2024.12.12 周四
2024.12.12 周四
Q1. 1000
You have an array \(a\) of \(n\) integers.
You can no more than once apply the following operation: select three integers \(i\), \(j\), \(x\) (\(1 \le i \le j \le n\)) and assign all elements of the array with indexes from \(i\) to \(j\) the value \(x\). The price of this operation depends on the selected indices and is equal to \((j - i + 1)\) burles.
What is the least amount of burles you need to spend to make all the elements of the array equal?
Q2. 1000
You are given a positive integer \(n\).
Find a permutation\(^\dagger\) \(p\) of length \(n\) such that there do not exist two distinct indices \(i\) and \(j\) such that \(p_i\) divides \(p_j\) and \(p_{i+1}\) divides \(p_{j+1}\).
Under the constraints of this problem, it can be proven that at least one \(p\) exists.
Q3. 1000
Given an array \(a\) of \(n\) integers, an array \(b\) of \(m\) integers, and an even number \(k\).
Your task is to determine whether it is possible to choose exactly \(\frac{k}{2}\) elements from both arrays in such a way that among the chosen elements, every integer from \(1\) to \(k\) is included.
Q4. 1000
A certain number \(1 \le x \le 10^9\) is chosen. You are given two integers \(a\) and \(b\), which are the two largest divisors of the number \(x\). At the same time, the condition \(1<=a<b<x\) is satisfied.
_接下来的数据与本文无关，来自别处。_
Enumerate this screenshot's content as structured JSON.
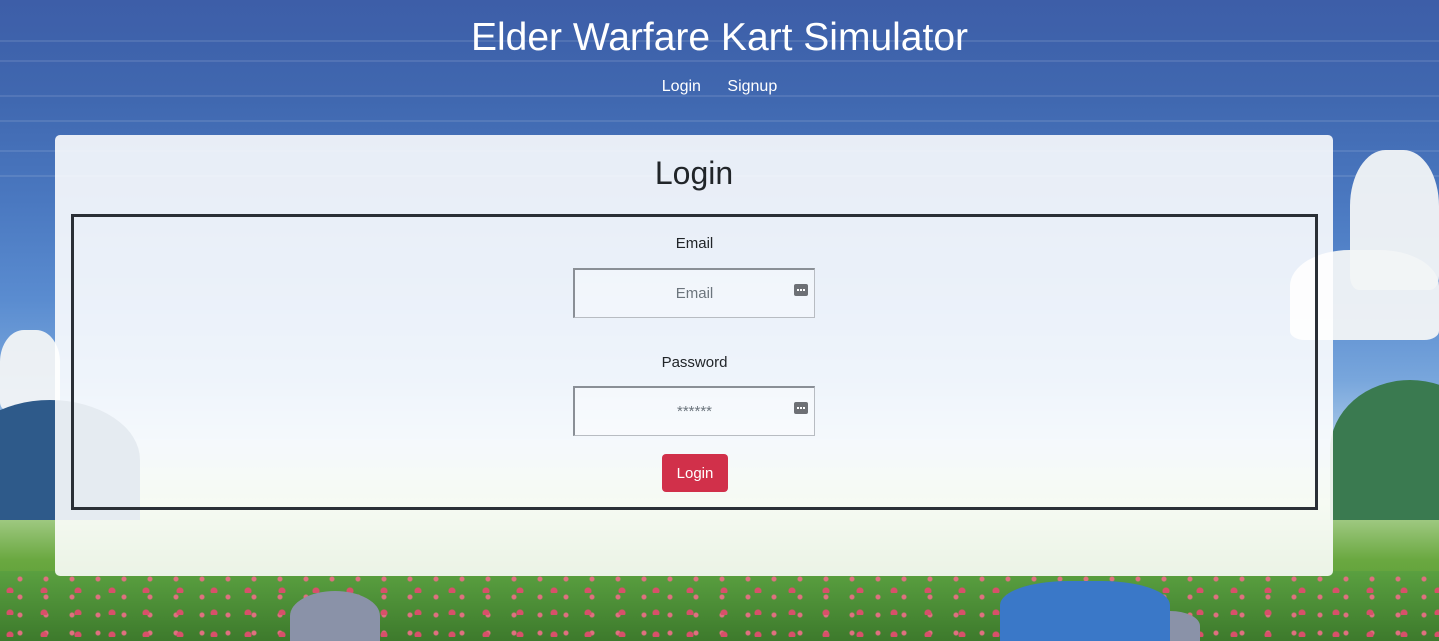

For the given numbers \(a\), \(b\), you need to find the value of \(x\).
Q5. 1000
You are given a binary string \(s\).
You can perform two types of operations on \(s\):
- delete one character from \(s\). This operation costs \(1\) coin;
- swap any pair of characters in \(s\). This operation is free (costs \(0\) coins).
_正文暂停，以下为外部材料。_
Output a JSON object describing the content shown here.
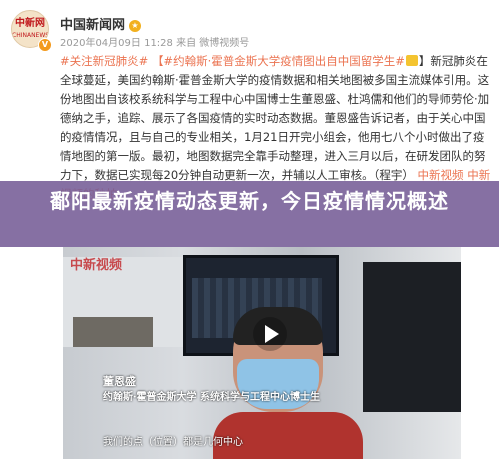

You can perform these operations any number of times and in any order.
Let's name a string you've got after performing operations above as \(t\). The string \(t\) is good if for each \(i\) from \(1\) to \(|t|\) \(t_i \neq s_i\) (\(|t|\) is the length of the string \(t\)). The empty string is always good. Note that you are comparing the resulting string \(t\) with the initial string \(s\).
What is the minimum total cost to make the string \(t\) good?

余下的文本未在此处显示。